Charles Dickens: Bleak House

32. CHAPTER XXXII: The Appointed Time (continued)

Tony again entreats that the subject may be no longer pursued, saying emphatically, "William Guppy, drop it!" Mr. Guppy acquiesces, with the reply, "I never should have taken it up, Tony, of my own accord."

"And now," says Tony, stirring the fire, "touching this same bundle of letters. Isn't it an extraordinary thing of Krook to have appointed twelve o'clock to-night to hand 'em over to me?"

"Very. What did he do it for?"

"What does he do anything for? HE don't know. Said to-day was his birthday and he'd hand 'em over to-night at twelve o'clock. He'll have drunk himself blind by that time. He has been at it all day."

"He hasn't forgotten the appointment, I hope?"

"Forgotten? Trust him for that. He never forgets anything. I saw him to-night, about eight--helped him to shut up his shop--and he had got the letters then in his hairy cap. He pulled it off and showed 'em me. When the shop was closed, he took them out of his cap, hung his cap on the chair-back, and stood turning them over before the fire. I heard him a little while afterwards, through the floor here, humming like the wind, the only song he knows-- about Bibo, and old Charon, and Bibo being drunk when he died, or something or other. He has been as quiet since as an old rat asleep in his hole."

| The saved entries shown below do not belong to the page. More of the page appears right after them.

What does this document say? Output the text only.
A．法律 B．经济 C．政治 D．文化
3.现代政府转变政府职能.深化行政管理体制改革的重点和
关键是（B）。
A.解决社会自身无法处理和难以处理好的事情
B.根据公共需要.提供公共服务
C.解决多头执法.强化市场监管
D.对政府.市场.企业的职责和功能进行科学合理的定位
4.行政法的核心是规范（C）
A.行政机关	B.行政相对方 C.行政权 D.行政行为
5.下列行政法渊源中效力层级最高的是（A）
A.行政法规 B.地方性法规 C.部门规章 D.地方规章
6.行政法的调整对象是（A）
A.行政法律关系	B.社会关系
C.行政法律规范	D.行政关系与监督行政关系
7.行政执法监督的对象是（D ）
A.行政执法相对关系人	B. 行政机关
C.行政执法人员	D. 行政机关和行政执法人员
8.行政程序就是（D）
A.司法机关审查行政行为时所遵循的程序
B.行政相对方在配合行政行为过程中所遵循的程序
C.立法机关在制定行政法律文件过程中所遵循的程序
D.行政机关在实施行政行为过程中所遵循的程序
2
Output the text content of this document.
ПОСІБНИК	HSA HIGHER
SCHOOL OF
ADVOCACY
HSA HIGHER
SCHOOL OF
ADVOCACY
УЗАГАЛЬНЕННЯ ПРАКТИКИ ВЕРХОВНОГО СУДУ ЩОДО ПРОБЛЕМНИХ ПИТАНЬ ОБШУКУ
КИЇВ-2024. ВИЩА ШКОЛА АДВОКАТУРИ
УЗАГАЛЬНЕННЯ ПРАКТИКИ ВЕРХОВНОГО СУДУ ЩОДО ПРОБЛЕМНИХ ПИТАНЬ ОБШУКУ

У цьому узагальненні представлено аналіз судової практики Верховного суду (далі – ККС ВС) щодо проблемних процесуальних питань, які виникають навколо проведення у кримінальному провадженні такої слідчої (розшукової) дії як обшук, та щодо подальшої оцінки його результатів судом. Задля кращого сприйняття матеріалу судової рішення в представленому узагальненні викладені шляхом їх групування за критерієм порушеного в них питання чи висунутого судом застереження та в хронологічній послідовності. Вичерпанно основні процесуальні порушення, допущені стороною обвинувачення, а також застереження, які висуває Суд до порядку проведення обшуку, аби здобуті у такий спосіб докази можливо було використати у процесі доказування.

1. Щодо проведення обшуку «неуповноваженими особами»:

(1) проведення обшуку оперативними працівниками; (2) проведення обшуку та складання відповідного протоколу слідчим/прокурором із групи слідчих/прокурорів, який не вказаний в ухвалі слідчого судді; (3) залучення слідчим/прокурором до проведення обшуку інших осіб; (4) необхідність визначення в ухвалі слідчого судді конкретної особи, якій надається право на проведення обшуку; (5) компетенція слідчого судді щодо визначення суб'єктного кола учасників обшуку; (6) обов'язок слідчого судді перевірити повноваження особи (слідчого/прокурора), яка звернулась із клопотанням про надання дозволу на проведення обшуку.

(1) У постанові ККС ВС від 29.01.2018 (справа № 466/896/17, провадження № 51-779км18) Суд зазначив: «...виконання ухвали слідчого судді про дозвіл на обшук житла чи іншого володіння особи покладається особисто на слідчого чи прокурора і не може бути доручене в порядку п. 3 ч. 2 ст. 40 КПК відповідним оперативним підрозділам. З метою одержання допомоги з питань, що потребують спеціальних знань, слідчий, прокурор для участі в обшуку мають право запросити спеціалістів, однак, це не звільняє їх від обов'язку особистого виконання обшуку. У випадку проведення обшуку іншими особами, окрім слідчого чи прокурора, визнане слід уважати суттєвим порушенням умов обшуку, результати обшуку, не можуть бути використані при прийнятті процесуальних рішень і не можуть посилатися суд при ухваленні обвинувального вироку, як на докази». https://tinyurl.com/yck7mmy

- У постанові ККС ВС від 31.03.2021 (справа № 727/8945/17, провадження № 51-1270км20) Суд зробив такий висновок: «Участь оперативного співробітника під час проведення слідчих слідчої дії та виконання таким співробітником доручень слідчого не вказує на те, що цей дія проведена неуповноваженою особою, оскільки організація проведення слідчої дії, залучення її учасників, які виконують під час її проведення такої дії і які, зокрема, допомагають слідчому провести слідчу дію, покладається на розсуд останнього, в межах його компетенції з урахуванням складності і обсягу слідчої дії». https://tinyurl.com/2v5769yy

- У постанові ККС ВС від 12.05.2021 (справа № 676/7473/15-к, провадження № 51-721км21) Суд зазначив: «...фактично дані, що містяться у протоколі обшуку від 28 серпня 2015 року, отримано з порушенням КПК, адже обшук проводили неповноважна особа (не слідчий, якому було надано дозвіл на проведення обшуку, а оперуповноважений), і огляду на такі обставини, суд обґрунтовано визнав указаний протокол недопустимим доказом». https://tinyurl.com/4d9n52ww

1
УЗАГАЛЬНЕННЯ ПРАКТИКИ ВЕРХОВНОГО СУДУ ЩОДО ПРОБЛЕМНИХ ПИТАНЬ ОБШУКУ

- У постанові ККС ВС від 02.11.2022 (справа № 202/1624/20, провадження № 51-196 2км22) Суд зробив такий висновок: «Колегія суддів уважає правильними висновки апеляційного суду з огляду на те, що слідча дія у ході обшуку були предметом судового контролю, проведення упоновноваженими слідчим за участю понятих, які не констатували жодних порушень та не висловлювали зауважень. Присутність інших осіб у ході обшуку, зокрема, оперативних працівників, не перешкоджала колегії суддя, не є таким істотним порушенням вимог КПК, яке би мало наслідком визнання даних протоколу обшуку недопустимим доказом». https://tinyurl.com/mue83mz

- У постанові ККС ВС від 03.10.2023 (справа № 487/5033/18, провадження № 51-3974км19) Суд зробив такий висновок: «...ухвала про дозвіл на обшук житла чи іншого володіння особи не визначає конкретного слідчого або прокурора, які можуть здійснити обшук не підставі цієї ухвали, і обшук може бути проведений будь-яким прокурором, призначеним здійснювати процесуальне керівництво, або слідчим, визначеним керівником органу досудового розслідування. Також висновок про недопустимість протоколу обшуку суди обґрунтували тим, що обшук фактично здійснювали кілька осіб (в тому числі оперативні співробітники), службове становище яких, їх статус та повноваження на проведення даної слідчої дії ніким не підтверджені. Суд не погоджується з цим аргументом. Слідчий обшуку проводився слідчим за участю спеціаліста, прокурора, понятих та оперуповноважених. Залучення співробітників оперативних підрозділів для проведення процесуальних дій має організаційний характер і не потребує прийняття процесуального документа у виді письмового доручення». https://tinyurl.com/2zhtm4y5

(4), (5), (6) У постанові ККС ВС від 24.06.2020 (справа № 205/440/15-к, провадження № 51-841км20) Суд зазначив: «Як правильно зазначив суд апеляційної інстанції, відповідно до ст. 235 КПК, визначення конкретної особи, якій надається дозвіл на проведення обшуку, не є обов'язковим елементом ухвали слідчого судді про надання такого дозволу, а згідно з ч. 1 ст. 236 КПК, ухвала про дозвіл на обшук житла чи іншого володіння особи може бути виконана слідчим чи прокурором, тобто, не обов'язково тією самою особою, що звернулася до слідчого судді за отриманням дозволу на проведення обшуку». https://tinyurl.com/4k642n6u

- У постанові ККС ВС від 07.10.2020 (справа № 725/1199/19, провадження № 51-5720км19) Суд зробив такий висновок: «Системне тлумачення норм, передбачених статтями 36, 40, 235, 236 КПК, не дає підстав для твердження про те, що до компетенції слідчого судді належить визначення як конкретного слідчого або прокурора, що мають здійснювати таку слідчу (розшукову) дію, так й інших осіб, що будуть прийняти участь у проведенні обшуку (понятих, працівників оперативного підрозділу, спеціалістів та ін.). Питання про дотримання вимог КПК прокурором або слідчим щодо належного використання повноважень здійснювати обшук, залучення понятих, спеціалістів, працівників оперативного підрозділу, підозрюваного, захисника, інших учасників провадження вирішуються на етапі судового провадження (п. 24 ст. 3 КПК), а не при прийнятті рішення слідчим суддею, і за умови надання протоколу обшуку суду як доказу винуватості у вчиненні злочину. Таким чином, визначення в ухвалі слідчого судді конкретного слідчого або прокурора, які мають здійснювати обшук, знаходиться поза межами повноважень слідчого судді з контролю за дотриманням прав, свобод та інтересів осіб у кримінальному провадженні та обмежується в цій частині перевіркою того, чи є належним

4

"And you are to go down at twelve?"

"At twelve. And as I tell you, when you came it seemed to me a hundred."

"Tony," says Mr. Guppy after considering a little with his legs crossed, "he can't read yet, can he?"

"Read! He'll never read. He can make all the letters separately, and he knows most of them separately when he sees them; he has got on that much, under me; but he can't put them together. He's too old to acquire the knack of it now--and too drunk."